While I may cumulatively spend a majority time and passion developing on Windows in .NET et al during my career, I also work with a significant Java code base at work. IMHO, both of these platforms overshoot the needs of classes of solutions with burdensome (not pervasive)Â runtimes, prolific APIs, and layer upon layer of functionality with sometimes questionable value (e.g. does this layer justify another part of the underlying platform, framework or toolset, or does this layer yield clear business value?). For example, my previous post about WS-* pain relief is as much about Java’s WS-* implementation as WS-* itself. (FWIW, I prefer Microsoft’s approach in Windows Communication Foundation, which just went Release Candidate, by the way.)
Fortunately, both of these platforms are still well-suited to many of the enterprise applications I architect and implement for EMC, its partners and its customers. In some cases, meaningful work is being done to simplify development and to allow focus to return to business problems. In the case of smart client development–the reorganization of the MSDN Smart Client Development Center underscores by point herein–I’ve even contributed to this effort, and I say this simply to make it clear that I’m not down on .NET or on Java. Rather, like Rocky and others, I find myself increasingly questioning how much closer (or not) these platforms have brought me toward solving my business concerns.
As a Solutions Architect (MVP), I take pride in helping my internal and external customers navigate technology to decrease the amount of time they focus on plumbing while increasing their effectiveness in building solutions. But just how much technology is required to deliver “forms-over-data” applications? (And much of content management is about forms-over-data, where data may include content and content metadata.)

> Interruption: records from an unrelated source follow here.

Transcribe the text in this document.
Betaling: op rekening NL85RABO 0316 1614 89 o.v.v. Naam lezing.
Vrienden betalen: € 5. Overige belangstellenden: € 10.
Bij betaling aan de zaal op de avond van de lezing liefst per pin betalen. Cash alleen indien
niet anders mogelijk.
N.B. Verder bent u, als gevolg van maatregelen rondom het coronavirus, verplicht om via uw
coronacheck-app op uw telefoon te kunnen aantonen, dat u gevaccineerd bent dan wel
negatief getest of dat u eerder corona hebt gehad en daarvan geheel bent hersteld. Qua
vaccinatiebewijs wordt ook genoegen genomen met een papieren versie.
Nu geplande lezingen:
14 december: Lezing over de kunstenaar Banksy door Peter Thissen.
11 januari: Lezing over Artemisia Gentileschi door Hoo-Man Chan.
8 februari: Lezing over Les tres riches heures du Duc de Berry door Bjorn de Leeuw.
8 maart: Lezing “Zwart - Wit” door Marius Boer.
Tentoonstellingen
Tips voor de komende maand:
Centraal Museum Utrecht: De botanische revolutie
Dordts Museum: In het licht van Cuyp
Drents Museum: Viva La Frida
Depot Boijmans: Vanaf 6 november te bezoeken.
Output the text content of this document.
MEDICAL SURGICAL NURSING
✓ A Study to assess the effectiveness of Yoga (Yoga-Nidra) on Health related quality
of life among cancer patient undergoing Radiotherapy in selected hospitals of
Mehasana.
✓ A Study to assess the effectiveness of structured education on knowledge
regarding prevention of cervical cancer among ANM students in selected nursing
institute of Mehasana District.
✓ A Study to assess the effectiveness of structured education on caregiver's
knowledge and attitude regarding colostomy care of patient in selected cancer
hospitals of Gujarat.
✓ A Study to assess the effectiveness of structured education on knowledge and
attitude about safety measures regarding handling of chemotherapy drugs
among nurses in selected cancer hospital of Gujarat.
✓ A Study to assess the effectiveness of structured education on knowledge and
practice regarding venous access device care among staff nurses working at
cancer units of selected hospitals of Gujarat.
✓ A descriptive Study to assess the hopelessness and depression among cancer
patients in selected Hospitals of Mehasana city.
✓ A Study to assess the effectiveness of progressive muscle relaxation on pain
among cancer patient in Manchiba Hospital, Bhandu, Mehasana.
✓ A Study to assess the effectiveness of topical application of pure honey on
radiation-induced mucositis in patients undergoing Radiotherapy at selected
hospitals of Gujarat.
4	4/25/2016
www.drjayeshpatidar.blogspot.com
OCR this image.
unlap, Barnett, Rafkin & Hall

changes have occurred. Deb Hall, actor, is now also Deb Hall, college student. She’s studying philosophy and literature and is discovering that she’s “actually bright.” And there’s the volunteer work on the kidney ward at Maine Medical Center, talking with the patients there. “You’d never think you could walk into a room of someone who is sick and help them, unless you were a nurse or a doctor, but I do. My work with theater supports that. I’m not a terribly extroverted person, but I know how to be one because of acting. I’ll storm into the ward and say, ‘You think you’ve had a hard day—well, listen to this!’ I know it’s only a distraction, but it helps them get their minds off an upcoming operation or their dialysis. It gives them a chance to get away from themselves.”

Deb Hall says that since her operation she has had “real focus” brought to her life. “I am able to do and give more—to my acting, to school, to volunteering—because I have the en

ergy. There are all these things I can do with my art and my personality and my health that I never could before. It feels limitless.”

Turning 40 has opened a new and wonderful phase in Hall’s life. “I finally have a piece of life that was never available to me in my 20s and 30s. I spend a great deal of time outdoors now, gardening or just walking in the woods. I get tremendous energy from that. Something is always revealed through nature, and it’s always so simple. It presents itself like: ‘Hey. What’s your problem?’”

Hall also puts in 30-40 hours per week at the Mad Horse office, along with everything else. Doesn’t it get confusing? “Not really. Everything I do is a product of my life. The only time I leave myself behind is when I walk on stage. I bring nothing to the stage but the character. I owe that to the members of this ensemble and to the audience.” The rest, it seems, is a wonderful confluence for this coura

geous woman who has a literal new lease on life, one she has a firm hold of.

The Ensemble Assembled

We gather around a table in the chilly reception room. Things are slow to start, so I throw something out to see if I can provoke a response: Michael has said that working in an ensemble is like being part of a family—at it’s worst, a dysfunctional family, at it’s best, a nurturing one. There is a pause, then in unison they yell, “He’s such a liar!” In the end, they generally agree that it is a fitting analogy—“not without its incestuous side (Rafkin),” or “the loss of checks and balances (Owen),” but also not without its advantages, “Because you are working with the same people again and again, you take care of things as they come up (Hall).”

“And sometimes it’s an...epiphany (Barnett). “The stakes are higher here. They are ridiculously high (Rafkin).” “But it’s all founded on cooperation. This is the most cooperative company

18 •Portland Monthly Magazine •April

From its Language INtegrated Query (LINQ) effort, Microsoft is working to provide some relief for ASP.NET developers building “forms-over-data” applications viaÂ its Blinq prototype.
And then there is this thing called Ruby on Rails.
I recently finished From Java to Ruby by Bruce Tate–more on my read in a separate post. Those familiar with Bruce’s books of late understand that he has been a leading voice for matching purpose and technology (i.e. leveraging purpose-built technology) and has questioned the appropriateness of Java when other technologies may be better suited for the task at hand. Bruce’s work has provided significant incentive for me to dive into Ruby and Rails, and I’m currently preparing some of my diving gear.